The poor-condition rate analysis by state reveals substantial geographic variation that reflects both the age of state bridge inventories and historical funding levels. States in the northeastern United States—Pennsylvania, New York, West Virginia—typically show elevated poor-condition rates driven by a large stock of older bridges built during the mid-twentieth-century highway construction era, many of which have reached or exceeded their design service lives. States with more recent highway build-out tend to show lower poor-condition rates, though a growing cohort of 1970s-and-1980s bridges is entering the deterioration range in Sun Belt states.

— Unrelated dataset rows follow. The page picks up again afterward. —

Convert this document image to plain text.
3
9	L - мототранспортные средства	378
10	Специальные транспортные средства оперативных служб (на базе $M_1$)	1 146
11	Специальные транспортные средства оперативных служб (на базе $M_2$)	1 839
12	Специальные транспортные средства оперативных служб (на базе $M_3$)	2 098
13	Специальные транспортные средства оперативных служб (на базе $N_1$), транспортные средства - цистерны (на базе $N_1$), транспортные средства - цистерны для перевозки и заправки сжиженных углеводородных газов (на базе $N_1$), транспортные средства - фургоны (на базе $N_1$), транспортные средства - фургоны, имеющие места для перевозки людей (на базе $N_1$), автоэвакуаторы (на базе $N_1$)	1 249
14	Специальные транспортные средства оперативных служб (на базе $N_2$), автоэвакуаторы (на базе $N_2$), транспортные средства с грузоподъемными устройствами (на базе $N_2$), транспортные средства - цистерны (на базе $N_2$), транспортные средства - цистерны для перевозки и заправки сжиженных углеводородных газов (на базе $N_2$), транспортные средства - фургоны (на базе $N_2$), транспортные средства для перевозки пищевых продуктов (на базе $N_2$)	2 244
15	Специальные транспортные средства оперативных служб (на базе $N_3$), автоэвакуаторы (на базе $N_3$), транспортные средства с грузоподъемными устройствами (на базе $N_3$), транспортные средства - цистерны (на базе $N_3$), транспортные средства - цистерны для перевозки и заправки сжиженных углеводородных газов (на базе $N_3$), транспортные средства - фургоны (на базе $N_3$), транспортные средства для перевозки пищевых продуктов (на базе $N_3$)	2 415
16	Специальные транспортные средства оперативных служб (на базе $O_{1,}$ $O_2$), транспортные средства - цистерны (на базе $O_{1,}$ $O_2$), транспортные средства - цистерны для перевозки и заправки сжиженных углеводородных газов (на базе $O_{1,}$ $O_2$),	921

The Sufficiency Rating distribution illuminates the rehabilitation pipeline. Approximately 7 to 8 percent of bridges nationally carry SRs below 50, qualifying them for federal replacement funding. Roughly 30 to 35 percent carry SRs below 80, qualifying for rehabilitation. The gap between poor-condition count (SR threshold eligibility) and the rehabilitation-eligible population illustrates why bridge spending under the IIJA was designed with multiple funding tiers: the highest-priority structures need replacement funding, but a much larger cohort needs rehabilitation to prevent deterioration into poor condition in the coming decade.

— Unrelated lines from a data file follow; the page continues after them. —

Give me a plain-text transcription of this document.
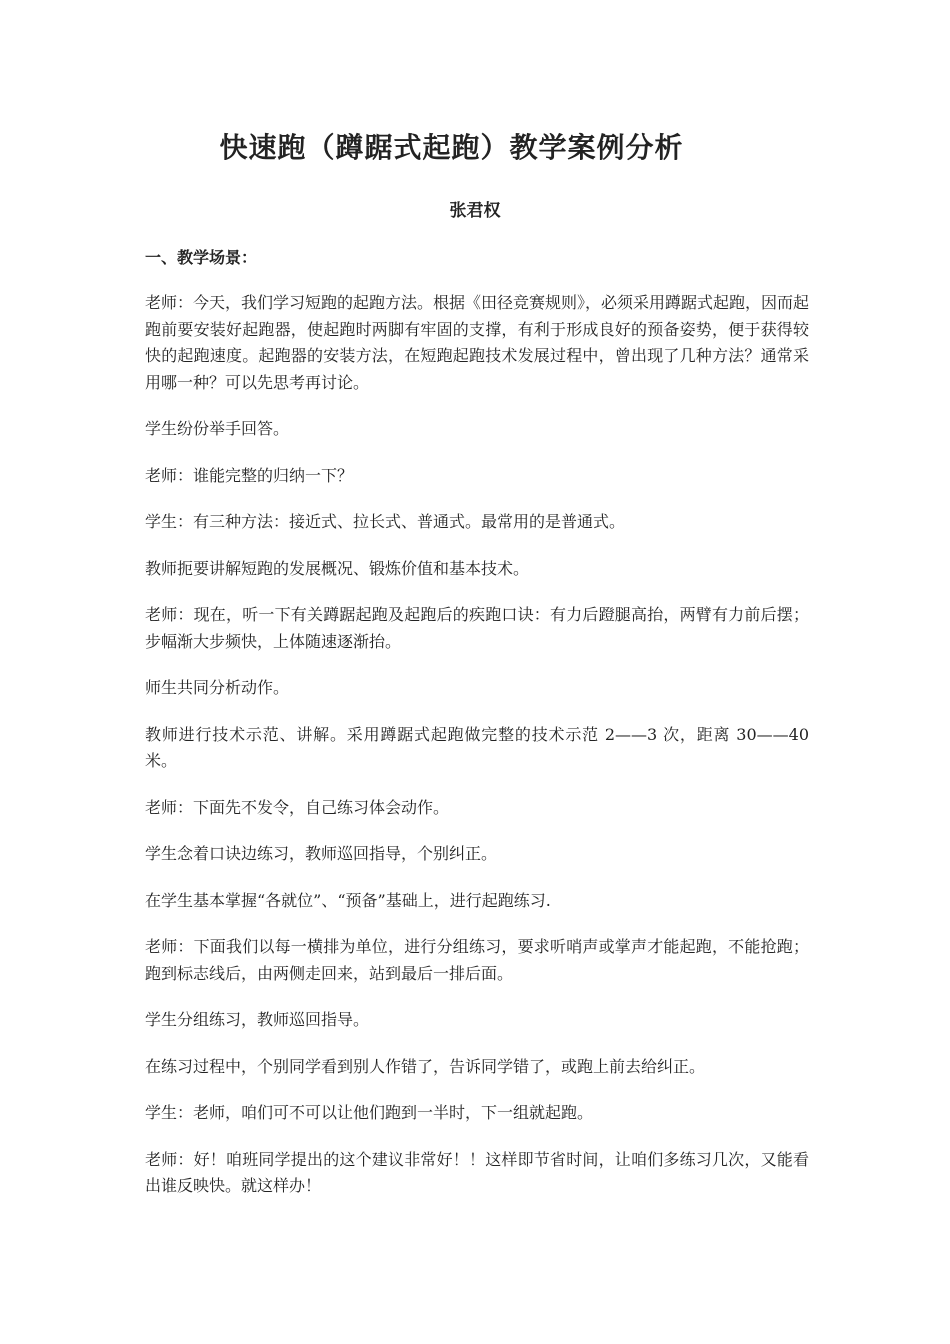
快速跑（蹲踞式起跑）教学案例分析
张君权
一、教学场景：

老师：今天，我们学习短跑的起跑方法。根据《田径竞赛规则》，必须采用蹲踞式起跑，因而起跑前要安装好起跑器，使起跑时两脚有牢固的支撑，有利于形成良好的预备姿势，便于获得较快的起跑速度。起跑器的安装方法，在短跑起跑技术发展过程中，曾出现了几种方法？通常采用哪一种？可以先思考再讨论。

学生纷份举手回答。

老师：谁能完整的归纳一下？

学生：有三种方法：接近式、拉长式、普通式。最常用的是普通式。

教师扼要讲解短跑的发展概况、锻炼价值和基本技术。

老师：现在，听一下有关蹲踞起跑及起跑后的疾跑口诀：有力后蹬腿高抬，两臂有力前后摆；步幅渐大步频快，上体随速逐渐抬。

师生共同分析动作。

教师进行技术示范、讲解。采用蹲踞式起跑做完整的技术示范 2——3 次，距离 30——40 米。

老师：下面先不发令，自己练习体会动作。

学生念着口诀边练习，教师巡回指导，个别纠正。

在学生基本掌握“各就位”、“预备”基础上，进行起跑练习.

老师：下面我们以每一横排为单位，进行分组练习，要求听哨声或掌声才能起跑，不能抢跑；跑到标志线后，由两侧走回来，站到最后一排后面。

学生分组练习，教师巡回指导。

在练习过程中，个别同学看到别人作错了，告诉同学错了，或跑上前去给纠正。

学生：老师，咱们可不可以让他们跑到一半时，下一组就起跑。

老师：好！咱班同学提出的这个建议非常好！！这样即节省时间，让咱们多练习几次，又能看出谁反映快。就这样办！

The age distribution analysis consistently surfaces the mid-century construction cohort as the dominant at-risk population. More than half of US bridges were built before 1980—structures designed to 40-to-50-year service lives that are now 50-plus years old. Many of these bridges were designed to AASHTO H15 or H20 loading standards that are significantly lower than the current legal truck weights that regularly cross them. Load posting—weight restrictions applied to structurally limited bridges—affects roughly 5 percent of bridges nationally, but load postings on bridges serving agricultural communities or industrial corridors impose significant operational costs through detour requirements for heavy freight movements.